Ecco perché il GDPR si è trasformata in un’arma a doppio taglio
di Francesco Pagano, Consigliere Aidr e Responsabile servizi informatici Ales spa e Scuderie del Quirinale
Una normativa finalmente organica per regolare il trattamento dei dati personali. Il GDPR, entrato in vigore nel maggio 2018, ha senza dubbio portato a un miglioramento nel panorama complessivo della cyber security. Attraverso la previsione di obblighi puntuali e, non ultimo, di un sistema sanzionatorio per chi non adegua procedure e policy a quanto previsto, il nuovo regolamento europeo sulla protezione dei dati ha obbligato numerosi soggetti ad adeguarsi a quelle best practice che consentono di tutelare la riservatezza dei dati e la privacy degli utenti.
Negli ultimi mesi, però, gli esperti di sicurezza hanno lanciato un allarme riguardante un “effetto collaterale” del regime sanzionatorio introdotto con il GDPR. A sfruttare la normativa a loro vantaggio sono pirati informatici specializzati negli attacchi alle aziende che, normalmente, utilizzavano per le loro operazioni i cosiddetti crypto-ransomware. Questa tipologia di malware è progettata per agire in chiave estorsiva ai danni della vittima, attraverso la codifica tramite crittografia di tutti i dati e documenti presenti sui computer infetti.
Chi subisce un attacco di questo tipo si trova in una situazione paradossale: tutti i dati sono presenti sui suoi sistemi, ma non può accedervi senza la chiave crittografica che è in possesso dei pirati. Lo schema, ormai adottato da numerosi cyber criminali, prevede poi la richiesta di un “riscatto” (a volte milionario) per ottenere la chiave di decodifica e ripristinare i dati presi “in ostaggio”. Inutile dire che il meccanismo nasconde numerose insidie e che percorrere la via del pagamento del riscatto è estremamente rischioso. La cronaca, infatti, ha registrato numerosi casi in cui i pirati informatici non hanno fornito la chiave crittografica nonostante il pagamento o, addirittura, hanno reiterato l’estorsione. La reazione corretta a un attacco di questo genere, così come confermano forze di polizia ed esperti di cyber security, prevede la denuncia del data breach e il ripristino dei dati attraverso strumenti specializzati o, in assenza di alternative, dei backup di sistema.

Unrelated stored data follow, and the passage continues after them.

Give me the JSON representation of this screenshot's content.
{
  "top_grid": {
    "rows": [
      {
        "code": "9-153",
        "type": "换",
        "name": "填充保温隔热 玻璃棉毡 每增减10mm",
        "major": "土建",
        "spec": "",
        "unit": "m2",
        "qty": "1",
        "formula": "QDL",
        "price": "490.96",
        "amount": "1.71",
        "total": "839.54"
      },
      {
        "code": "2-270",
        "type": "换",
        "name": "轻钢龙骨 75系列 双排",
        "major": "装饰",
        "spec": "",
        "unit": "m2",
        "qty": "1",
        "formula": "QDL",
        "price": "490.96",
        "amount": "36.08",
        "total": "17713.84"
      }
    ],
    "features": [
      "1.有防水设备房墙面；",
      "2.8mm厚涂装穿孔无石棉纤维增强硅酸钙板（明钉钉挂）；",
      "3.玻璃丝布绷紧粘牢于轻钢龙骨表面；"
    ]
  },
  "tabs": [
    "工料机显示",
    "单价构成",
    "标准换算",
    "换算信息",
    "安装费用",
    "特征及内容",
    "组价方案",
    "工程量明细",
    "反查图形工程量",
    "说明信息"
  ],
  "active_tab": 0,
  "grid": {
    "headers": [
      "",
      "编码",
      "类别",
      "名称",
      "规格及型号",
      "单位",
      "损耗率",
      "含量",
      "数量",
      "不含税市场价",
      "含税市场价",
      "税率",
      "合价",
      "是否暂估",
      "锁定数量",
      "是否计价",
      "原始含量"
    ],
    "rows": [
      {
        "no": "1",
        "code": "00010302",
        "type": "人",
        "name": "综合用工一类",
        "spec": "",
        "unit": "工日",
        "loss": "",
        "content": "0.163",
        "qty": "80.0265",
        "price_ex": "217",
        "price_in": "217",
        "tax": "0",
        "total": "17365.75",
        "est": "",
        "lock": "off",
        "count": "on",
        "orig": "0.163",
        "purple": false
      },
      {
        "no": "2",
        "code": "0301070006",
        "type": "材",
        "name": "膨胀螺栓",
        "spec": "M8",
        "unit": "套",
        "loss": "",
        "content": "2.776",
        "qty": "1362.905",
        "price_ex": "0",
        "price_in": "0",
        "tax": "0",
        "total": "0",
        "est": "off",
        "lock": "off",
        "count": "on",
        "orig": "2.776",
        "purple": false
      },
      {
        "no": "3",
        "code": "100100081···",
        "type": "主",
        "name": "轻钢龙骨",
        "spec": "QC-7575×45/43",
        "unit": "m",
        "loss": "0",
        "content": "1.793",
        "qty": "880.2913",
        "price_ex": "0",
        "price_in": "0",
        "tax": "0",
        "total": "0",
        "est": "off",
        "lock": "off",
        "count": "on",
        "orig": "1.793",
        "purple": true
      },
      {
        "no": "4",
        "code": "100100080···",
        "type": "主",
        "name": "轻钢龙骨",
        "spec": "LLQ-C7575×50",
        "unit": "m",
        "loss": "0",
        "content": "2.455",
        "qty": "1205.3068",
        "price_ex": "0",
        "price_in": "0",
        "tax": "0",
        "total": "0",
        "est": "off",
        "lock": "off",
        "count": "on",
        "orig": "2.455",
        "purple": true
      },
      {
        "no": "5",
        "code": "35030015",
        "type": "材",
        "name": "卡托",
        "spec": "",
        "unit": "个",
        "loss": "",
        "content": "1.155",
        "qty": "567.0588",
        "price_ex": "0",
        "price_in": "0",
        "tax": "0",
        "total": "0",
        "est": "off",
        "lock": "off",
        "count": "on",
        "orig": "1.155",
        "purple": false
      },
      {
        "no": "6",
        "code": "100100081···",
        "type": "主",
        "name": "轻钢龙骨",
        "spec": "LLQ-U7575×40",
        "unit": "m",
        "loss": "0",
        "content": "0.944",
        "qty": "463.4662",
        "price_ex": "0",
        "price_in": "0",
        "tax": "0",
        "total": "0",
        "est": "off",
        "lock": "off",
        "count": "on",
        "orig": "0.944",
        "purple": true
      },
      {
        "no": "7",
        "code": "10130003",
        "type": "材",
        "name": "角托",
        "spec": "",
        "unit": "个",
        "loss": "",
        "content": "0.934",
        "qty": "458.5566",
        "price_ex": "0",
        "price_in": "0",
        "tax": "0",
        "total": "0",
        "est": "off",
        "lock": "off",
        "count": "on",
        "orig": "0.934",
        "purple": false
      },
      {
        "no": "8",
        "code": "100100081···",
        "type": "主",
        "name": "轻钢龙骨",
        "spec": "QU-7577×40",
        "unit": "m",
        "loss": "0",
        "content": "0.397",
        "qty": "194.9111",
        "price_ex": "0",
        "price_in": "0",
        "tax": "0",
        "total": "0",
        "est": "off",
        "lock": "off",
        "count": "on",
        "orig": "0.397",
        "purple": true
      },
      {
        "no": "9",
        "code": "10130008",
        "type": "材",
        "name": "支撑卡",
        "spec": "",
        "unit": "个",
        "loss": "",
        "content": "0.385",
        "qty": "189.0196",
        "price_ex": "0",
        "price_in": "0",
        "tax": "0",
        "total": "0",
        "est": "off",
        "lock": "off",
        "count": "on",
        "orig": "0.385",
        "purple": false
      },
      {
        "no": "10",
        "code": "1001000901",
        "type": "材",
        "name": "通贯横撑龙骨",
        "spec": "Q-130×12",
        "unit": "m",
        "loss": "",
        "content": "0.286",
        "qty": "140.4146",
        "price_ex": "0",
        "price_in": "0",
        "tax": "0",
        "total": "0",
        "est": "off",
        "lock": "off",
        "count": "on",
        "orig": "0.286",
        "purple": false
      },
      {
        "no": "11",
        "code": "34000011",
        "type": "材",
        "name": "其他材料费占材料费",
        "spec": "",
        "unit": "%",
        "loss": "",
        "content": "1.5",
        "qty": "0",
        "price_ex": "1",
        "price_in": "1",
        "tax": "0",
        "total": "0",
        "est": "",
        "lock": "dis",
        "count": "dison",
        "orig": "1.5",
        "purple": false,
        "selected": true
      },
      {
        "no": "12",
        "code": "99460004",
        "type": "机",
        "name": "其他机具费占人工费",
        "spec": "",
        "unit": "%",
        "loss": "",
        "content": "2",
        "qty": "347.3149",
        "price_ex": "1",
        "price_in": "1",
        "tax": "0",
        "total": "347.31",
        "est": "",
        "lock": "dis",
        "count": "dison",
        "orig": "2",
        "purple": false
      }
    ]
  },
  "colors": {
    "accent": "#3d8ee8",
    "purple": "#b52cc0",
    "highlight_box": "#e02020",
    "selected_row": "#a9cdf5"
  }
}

Negli ultimi mesi, però, i pirati informatici hanno modificato il loro modus operandi per poter esercitare una pressione maggiore sulle loro vittime. Oltre a crittografare i dati, togliendone la disponibilità al legittimo proprietario, esfiltrano una copia di tutti i documenti. Nel documento che richiede il pagamento del riscatto, a questo punto, viene anche ventilata la minaccia di pubblicare online tutti i dati, innescando un meccanismo per cui l’azienda vittima dell’attacco rischierebbe anche di subire le (salatissime) sanzioni previste dal GDPR.
A inaugurare questa strategia nel dicembre 2019 è stato un gruppo come Sodinokibi, seguito a ruota da altre gang di cyber criminali specializzati in attacchi ransomware. Uno di questi, chiamato Maze, ha addirittura creato un sito sul Dark Web in cui vengono sistematicamente pubblicati i dati rubati alle vittime che non cedono al ricatto. L’invito, in pratica, è quello di pagare il riscatto per poter tenere sotto silenzio l’accaduto ed evitare le indagini sul data breach da parte dell’autorità garante. Inutile dire che, anche in questo caso, il fatto che i cyber criminali rispettino i patti è tutt’altro che garantita. Sono molti i casi in cui, nonostante il pagamento, le informazioni sottratte sono state comunque divulgate, mettendo le vittime in una situazione ancora più complicata di fronte alle autorità. L’intera vicenda conferma la sorprendente creatività dei pirati informatici e, allo stesso tempo, come la linea per contrastarne l’attività possa passare solo da una rigorosa e puntuale esecuzione delle procedure. Qualsiasi “scorciatoia” rischia infatti di trasformarsi in un vero disastro.